My parents were on the sidewalk outside the theatre in Atlanta on the night that Gone With the Wind premiered in 1939. They were there to see Clark Gable and Vivien Leigh enter the theatre. My friend Alexis and I wept copiously as we watched the movie at the Highland Theatre together as preteens. Over the years I've probably watched it a hundred times, or at least parts of it. It has become part of me. And here, on the third floor of the North Carolina History Museum, someone's collection of costumes, designers' drawings, props and other memorabilia were on display, and I had virtually tripped upon it!
Vivien Leigh's Oscar for Best Actress and a photo of her placing it on her mantel were a huge thrill to see. I spent wonderful time in that gallery. Flash photos were not permitted, but non-flash were OK.
Walter Plunkett was the costume designer, and these are his sketches.
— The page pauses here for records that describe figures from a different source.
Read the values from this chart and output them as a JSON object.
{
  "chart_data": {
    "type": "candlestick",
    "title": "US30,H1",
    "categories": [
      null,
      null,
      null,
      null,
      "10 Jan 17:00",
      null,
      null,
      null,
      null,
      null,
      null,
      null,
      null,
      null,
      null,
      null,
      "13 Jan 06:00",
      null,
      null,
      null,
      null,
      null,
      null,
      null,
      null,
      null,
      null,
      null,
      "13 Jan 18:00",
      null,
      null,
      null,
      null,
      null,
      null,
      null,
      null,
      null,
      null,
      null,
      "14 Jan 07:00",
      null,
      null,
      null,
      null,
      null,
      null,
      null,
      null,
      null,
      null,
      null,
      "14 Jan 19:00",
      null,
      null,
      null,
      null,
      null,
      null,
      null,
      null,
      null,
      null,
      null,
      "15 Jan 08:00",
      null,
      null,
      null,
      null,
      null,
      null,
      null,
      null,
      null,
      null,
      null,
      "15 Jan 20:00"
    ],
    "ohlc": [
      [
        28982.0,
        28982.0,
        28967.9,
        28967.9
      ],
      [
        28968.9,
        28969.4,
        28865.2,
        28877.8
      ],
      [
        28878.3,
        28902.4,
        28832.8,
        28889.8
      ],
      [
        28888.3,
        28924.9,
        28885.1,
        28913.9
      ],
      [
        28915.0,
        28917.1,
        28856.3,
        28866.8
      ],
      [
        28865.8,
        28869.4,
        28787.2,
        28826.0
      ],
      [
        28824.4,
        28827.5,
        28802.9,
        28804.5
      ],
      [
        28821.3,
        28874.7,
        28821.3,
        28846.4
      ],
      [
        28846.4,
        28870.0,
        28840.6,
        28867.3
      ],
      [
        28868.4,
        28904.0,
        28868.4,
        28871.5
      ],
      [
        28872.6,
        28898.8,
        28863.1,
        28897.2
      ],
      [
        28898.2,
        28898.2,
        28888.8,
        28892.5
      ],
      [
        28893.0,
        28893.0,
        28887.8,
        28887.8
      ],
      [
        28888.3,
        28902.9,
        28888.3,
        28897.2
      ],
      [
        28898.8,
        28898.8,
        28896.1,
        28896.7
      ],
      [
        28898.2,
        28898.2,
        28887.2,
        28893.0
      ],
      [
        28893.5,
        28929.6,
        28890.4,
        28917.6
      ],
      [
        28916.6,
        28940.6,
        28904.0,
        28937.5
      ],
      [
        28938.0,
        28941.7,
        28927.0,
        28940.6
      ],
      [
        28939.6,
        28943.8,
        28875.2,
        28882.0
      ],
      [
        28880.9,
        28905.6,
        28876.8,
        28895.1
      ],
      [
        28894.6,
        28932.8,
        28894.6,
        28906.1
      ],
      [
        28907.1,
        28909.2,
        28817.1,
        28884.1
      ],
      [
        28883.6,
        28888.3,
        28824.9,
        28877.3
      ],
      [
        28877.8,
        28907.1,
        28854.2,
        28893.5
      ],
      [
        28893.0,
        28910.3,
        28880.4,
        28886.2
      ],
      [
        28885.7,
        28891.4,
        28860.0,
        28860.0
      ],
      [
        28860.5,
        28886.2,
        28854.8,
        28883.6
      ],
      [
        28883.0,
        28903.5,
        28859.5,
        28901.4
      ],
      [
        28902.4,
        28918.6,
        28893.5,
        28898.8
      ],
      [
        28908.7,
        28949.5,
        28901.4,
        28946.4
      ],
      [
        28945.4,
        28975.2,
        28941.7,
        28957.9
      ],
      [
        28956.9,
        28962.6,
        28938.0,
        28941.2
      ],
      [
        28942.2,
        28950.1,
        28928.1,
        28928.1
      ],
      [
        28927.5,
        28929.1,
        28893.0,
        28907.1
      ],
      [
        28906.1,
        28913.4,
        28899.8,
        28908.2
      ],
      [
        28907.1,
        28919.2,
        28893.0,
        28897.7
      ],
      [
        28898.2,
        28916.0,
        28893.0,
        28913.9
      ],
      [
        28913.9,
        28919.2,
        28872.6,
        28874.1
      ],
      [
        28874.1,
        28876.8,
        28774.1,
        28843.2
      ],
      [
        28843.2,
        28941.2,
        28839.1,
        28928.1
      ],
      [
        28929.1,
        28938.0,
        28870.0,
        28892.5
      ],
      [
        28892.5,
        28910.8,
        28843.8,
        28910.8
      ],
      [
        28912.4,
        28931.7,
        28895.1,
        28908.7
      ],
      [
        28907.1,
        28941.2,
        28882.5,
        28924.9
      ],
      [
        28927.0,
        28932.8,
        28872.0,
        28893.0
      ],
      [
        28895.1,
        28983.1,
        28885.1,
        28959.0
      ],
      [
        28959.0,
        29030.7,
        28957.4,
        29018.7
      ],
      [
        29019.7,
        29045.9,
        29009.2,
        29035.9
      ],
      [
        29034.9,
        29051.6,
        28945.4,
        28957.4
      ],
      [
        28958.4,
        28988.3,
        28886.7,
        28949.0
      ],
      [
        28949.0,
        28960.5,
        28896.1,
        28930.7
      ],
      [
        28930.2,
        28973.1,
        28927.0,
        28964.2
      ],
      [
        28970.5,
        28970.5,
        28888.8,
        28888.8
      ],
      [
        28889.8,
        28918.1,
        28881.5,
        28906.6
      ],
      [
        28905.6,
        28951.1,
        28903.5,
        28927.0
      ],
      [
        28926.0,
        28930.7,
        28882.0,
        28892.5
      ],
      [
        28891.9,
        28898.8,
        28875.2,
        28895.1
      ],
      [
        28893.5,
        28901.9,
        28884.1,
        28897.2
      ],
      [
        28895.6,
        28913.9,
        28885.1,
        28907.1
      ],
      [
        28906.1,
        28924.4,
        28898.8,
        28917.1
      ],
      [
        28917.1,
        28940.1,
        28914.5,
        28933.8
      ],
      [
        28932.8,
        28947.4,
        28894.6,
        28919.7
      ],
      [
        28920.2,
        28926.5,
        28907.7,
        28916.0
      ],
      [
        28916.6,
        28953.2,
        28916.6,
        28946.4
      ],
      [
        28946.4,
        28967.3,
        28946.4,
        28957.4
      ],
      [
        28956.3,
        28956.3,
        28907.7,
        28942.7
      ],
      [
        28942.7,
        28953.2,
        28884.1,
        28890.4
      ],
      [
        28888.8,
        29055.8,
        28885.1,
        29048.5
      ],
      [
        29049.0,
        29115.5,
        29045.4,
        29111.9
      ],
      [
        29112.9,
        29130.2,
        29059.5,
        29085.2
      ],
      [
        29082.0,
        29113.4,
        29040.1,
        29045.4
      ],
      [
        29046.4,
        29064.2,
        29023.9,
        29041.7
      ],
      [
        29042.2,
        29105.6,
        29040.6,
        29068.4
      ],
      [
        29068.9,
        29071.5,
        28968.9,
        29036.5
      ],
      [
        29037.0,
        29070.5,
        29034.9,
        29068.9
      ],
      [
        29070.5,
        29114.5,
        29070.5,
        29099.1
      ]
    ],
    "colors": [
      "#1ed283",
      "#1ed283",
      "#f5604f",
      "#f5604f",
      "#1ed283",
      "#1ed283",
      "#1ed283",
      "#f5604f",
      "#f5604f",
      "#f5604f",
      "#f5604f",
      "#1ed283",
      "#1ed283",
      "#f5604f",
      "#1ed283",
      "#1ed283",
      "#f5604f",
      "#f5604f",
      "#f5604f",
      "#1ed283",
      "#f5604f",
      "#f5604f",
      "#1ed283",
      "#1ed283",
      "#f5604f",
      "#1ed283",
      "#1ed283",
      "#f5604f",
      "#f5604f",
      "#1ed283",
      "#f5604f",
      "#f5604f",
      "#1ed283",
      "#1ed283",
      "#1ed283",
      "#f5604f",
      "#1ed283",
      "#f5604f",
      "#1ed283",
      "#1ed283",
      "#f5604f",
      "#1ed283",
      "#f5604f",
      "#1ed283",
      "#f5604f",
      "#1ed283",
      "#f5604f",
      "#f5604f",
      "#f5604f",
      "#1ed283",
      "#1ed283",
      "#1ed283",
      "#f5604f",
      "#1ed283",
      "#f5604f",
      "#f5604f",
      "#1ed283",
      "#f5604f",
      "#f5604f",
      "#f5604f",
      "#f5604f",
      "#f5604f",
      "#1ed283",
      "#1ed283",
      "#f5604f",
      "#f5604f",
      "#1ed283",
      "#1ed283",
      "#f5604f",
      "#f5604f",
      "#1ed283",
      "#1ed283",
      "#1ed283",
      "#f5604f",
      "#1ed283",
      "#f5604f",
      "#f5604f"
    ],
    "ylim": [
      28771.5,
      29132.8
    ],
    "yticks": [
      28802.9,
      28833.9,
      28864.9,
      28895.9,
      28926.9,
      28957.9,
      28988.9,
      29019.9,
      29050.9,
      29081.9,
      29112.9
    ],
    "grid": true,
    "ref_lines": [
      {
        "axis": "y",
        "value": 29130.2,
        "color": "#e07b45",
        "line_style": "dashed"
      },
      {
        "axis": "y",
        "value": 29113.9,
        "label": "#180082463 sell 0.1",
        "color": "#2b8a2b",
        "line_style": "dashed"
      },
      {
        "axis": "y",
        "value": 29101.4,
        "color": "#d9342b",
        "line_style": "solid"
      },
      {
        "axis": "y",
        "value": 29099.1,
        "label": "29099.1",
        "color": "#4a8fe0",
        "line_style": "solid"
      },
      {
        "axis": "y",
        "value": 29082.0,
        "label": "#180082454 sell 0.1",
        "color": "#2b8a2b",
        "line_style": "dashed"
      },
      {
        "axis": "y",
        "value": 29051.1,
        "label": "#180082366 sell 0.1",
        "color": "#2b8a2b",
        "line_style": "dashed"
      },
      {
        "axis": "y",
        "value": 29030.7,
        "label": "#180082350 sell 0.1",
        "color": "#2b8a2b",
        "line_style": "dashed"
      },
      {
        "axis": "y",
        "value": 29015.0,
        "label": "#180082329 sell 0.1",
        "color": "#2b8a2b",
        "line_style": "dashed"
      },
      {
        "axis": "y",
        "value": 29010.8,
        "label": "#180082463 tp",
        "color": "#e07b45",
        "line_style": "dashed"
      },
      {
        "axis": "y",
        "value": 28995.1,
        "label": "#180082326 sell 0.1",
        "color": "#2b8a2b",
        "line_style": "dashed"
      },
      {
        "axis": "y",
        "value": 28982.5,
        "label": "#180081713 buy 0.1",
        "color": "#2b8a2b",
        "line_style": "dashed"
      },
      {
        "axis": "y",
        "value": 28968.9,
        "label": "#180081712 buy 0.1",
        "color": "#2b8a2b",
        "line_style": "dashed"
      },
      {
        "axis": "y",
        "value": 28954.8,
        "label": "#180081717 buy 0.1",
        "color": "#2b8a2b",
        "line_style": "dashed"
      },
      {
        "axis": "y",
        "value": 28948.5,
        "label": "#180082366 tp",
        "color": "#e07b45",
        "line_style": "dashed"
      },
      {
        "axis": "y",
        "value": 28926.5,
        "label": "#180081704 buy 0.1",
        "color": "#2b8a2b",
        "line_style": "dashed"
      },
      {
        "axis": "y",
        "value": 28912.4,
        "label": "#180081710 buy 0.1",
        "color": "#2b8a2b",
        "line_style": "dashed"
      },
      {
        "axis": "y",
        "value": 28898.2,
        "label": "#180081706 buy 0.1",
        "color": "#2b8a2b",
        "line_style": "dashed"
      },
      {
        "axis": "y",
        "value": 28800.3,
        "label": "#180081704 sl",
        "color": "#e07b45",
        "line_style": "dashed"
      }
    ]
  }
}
A guard told me that the man who owns this collection "just happened to be in the right place at the right time," when he purchased many of these items, and I could totally relate to that!
Once Randy and I had both seen everything we could possibly absorb, we went back out into the streets of downtown Raleigh. It was obvious that something had happened that day in the city, as porta-potties lined some streets, and confetti and fresh litter were in the some others.
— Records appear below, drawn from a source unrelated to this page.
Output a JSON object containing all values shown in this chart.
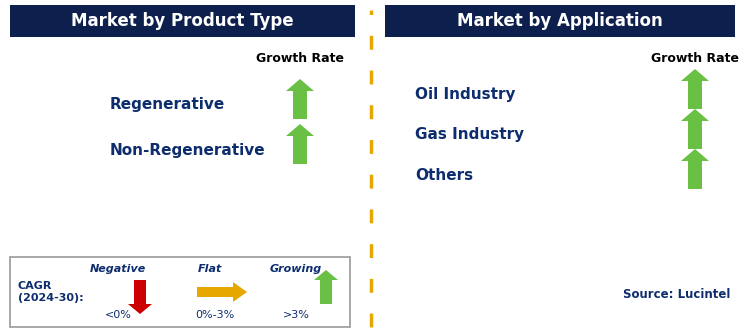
{
  "left_title": "Market by Product Type",
  "right_title": "Market by Application",
  "left_items": [
    "Regenerative",
    "Non-Regenerative"
  ],
  "right_items": [
    "Oil Industry",
    "Gas Industry",
    "Others"
  ],
  "growth_rate_label": "Growth Rate",
  "header_bg_color": "#0d1f4c",
  "header_text_color": "#ffffff",
  "item_text_color": "#0d2d6e",
  "growth_rate_text_color": "#000000",
  "up_arrow_color": "#6abf45",
  "down_arrow_color": "#cc0000",
  "flat_arrow_color": "#e6a800",
  "divider_color": "#e6a800",
  "legend_border_color": "#999999",
  "source_text": "Source: Lucintel",
  "legend_cagr_text": "CAGR\n(2024-30):",
  "legend_negative_label": "Negative",
  "legend_negative_value": "<0%",
  "legend_flat_label": "Flat",
  "legend_flat_value": "0%-3%",
  "legend_growing_label": "Growing",
  "legend_growing_value": ">3%",
  "bg_color": "#ffffff",
  "fig_width": 7.42,
  "fig_height": 3.35,
  "dpi": 100
}
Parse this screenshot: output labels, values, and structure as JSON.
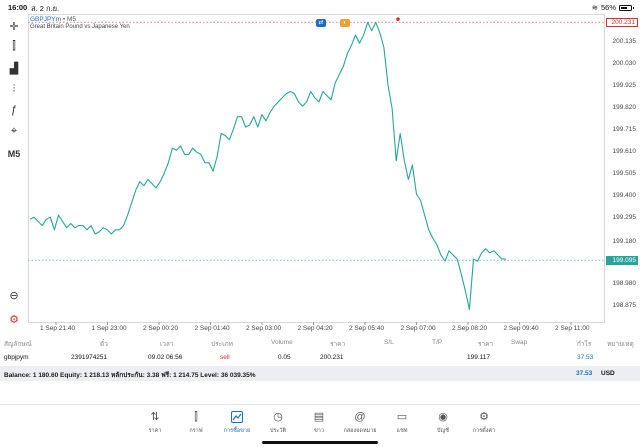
{
  "status_bar": {
    "time": "16:00",
    "date": "ส. 2 ก.ย.",
    "battery": "56%",
    "battery_level": 0.56
  },
  "left_toolbar": {
    "items": [
      {
        "name": "crosshair-icon",
        "glyph": "✛"
      },
      {
        "name": "candlestick-icon",
        "glyph": "⫿"
      },
      {
        "name": "chart-type-icon",
        "glyph": "▟"
      },
      {
        "name": "indicators-icon",
        "glyph": "⫶"
      },
      {
        "name": "function-icon",
        "glyph": "ƒ"
      },
      {
        "name": "objects-icon",
        "glyph": "⌖"
      }
    ],
    "timeframe": "M5",
    "zoom_icon": "⊖",
    "settings_icon": "⚙"
  },
  "chart": {
    "symbol": "GBPJPYm",
    "separator": "•",
    "timeframe": "M5",
    "description": "Great Britain Pound vs Japanese Yen",
    "badges": [
      "⇄",
      "◐"
    ]
  },
  "chart_data": {
    "type": "line",
    "title": "",
    "xlabel": "",
    "ylabel": "",
    "ylim": [
      198.8,
      200.27
    ],
    "y_ticks": [
      "200.231",
      "200.135",
      "200.030",
      "199.925",
      "199.820",
      "199.715",
      "199.610",
      "199.505",
      "199.400",
      "199.295",
      "199.180",
      "199.095",
      "198.980",
      "198.875"
    ],
    "y_tick_values": [
      200.231,
      200.135,
      200.03,
      199.925,
      199.82,
      199.715,
      199.61,
      199.505,
      199.4,
      199.295,
      199.18,
      199.095,
      198.98,
      198.875
    ],
    "x_ticks": [
      "1 Sep 21:40",
      "1 Sep 23:00",
      "2 Sep 00:20",
      "2 Sep 01:40",
      "2 Sep 03:00",
      "2 Sep 04:20",
      "2 Sep 05:40",
      "2 Sep 07:00",
      "2 Sep 08:20",
      "2 Sep 09:40",
      "2 Sep 11:00"
    ],
    "series": [
      {
        "values": [
          199.29,
          199.3,
          199.28,
          199.26,
          199.29,
          199.3,
          199.24,
          199.31,
          199.28,
          199.25,
          199.27,
          199.25,
          199.26,
          199.26,
          199.24,
          199.26,
          199.22,
          199.23,
          199.25,
          199.24,
          199.22,
          199.24,
          199.24,
          199.26,
          199.31,
          199.37,
          199.43,
          199.47,
          199.45,
          199.48,
          199.46,
          199.44,
          199.47,
          199.51,
          199.56,
          199.63,
          199.62,
          199.64,
          199.6,
          199.6,
          199.63,
          199.61,
          199.6,
          199.56,
          199.56,
          199.52,
          199.59,
          199.7,
          199.69,
          199.67,
          199.72,
          199.78,
          199.78,
          199.73,
          199.74,
          199.78,
          199.73,
          199.79,
          199.76,
          199.8,
          199.83,
          199.85,
          199.87,
          199.89,
          199.9,
          199.89,
          199.85,
          199.83,
          199.85,
          199.9,
          199.87,
          199.85,
          199.9,
          199.88,
          199.86,
          199.94,
          199.98,
          200.02,
          200.08,
          200.12,
          200.17,
          200.13,
          200.17,
          200.23,
          200.19,
          200.23,
          200.18,
          200.11,
          199.93,
          199.82,
          199.57,
          199.7,
          199.57,
          199.48,
          199.55,
          199.41,
          199.38,
          199.31,
          199.24,
          199.2,
          199.17,
          199.12,
          199.09,
          199.14,
          199.12,
          199.1,
          199.03,
          198.95,
          198.86,
          199.1,
          199.09,
          199.13,
          199.15,
          199.13,
          199.14,
          199.12,
          199.1,
          199.1
        ]
      }
    ],
    "current_bid": "199.095",
    "current_bid_value": 199.095,
    "line_color": "#26a69a",
    "bid_line_color": "#26a69a",
    "open_line_color": "#d32f2f",
    "grid": true
  },
  "trade": {
    "headers": [
      "สัญลักษณ์",
      "ตั๋ว",
      "เวลา",
      "ประเภท",
      "Volume",
      "ราคา",
      "S/L",
      "T/P",
      "ราคา",
      "Swap",
      "กำไร",
      "หมายเหตุ"
    ],
    "row": {
      "symbol": "gbpjpym",
      "ticket": "2391974251",
      "time": "09.02 06:56",
      "type": "sell",
      "volume": "0.05",
      "price": "200.231",
      "current_price": "199.117",
      "profit": "37.53"
    },
    "balance": {
      "text": "Balance: 1 180.60 Equity: 1 218.13 หลักประกัน: 3.38 ฟรี: 1 214.75 Level: 36 039.35%",
      "total": "37.53",
      "currency": "USD"
    }
  },
  "tabbar": {
    "tabs": [
      {
        "label": "ราคา",
        "icon": "⇅",
        "name": "quotes"
      },
      {
        "label": "กราฟ",
        "icon": "⫿",
        "name": "charts"
      },
      {
        "label": "การซื้อขาย",
        "icon": "⌇",
        "name": "trade"
      },
      {
        "label": "ประวัติ",
        "icon": "◷",
        "name": "history"
      },
      {
        "label": "ข่าว",
        "icon": "▤",
        "name": "news"
      },
      {
        "label": "กล่องจดหมาย",
        "icon": "@",
        "name": "mailbox"
      },
      {
        "label": "แชท",
        "icon": "▭",
        "name": "chat"
      },
      {
        "label": "บัญชี",
        "icon": "◉",
        "name": "accounts"
      },
      {
        "label": "การตั้งค่า",
        "icon": "⚙",
        "name": "settings"
      }
    ],
    "active": "trade"
  }
}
We found a roof-top bar not far from the capitol building, and climbed up two flights to look out over the city while we enjoyed a drink.
Three young, green men were already up there, and I soon discovered that they had participated in a marathon that had taken place that day. Apparently paint-balling the runners is some kind of marathon activity in Raleigh. (???) I wish you could see how green they were...........
We enjoyed conversing with them, watched an arrest in the street, and saw our first ever "Trolley Bar," which appears to be a bar on wheels. Young people were sitting on stools around this bar, drinking. All of a sudden they just all started pedaling, and the bar took off
down the street!
Driving in cities is not our favorite thing, and we still wanted to get a bit further away from the coast before nightfall. We went back to the car and wound our way out of Raleigh and soon found that there was a motel crisis in North Carolina. Along with all of us who were leaving beaches, there was a homecoming celebration in one of the cities and a NASCAR race in another. Some athletic events filled up all the other rooms, and we got used to being told that there was no room for us.
Not to worry. We just kept moving west until we were somewhere outside of Winston-Salem, where we found space at a Marriott near Wake Forest University. We had a pizza for dinner, and called it a day.
We were safe, and we had enjoyed making the most of our "escape" from Hurricane Sandy.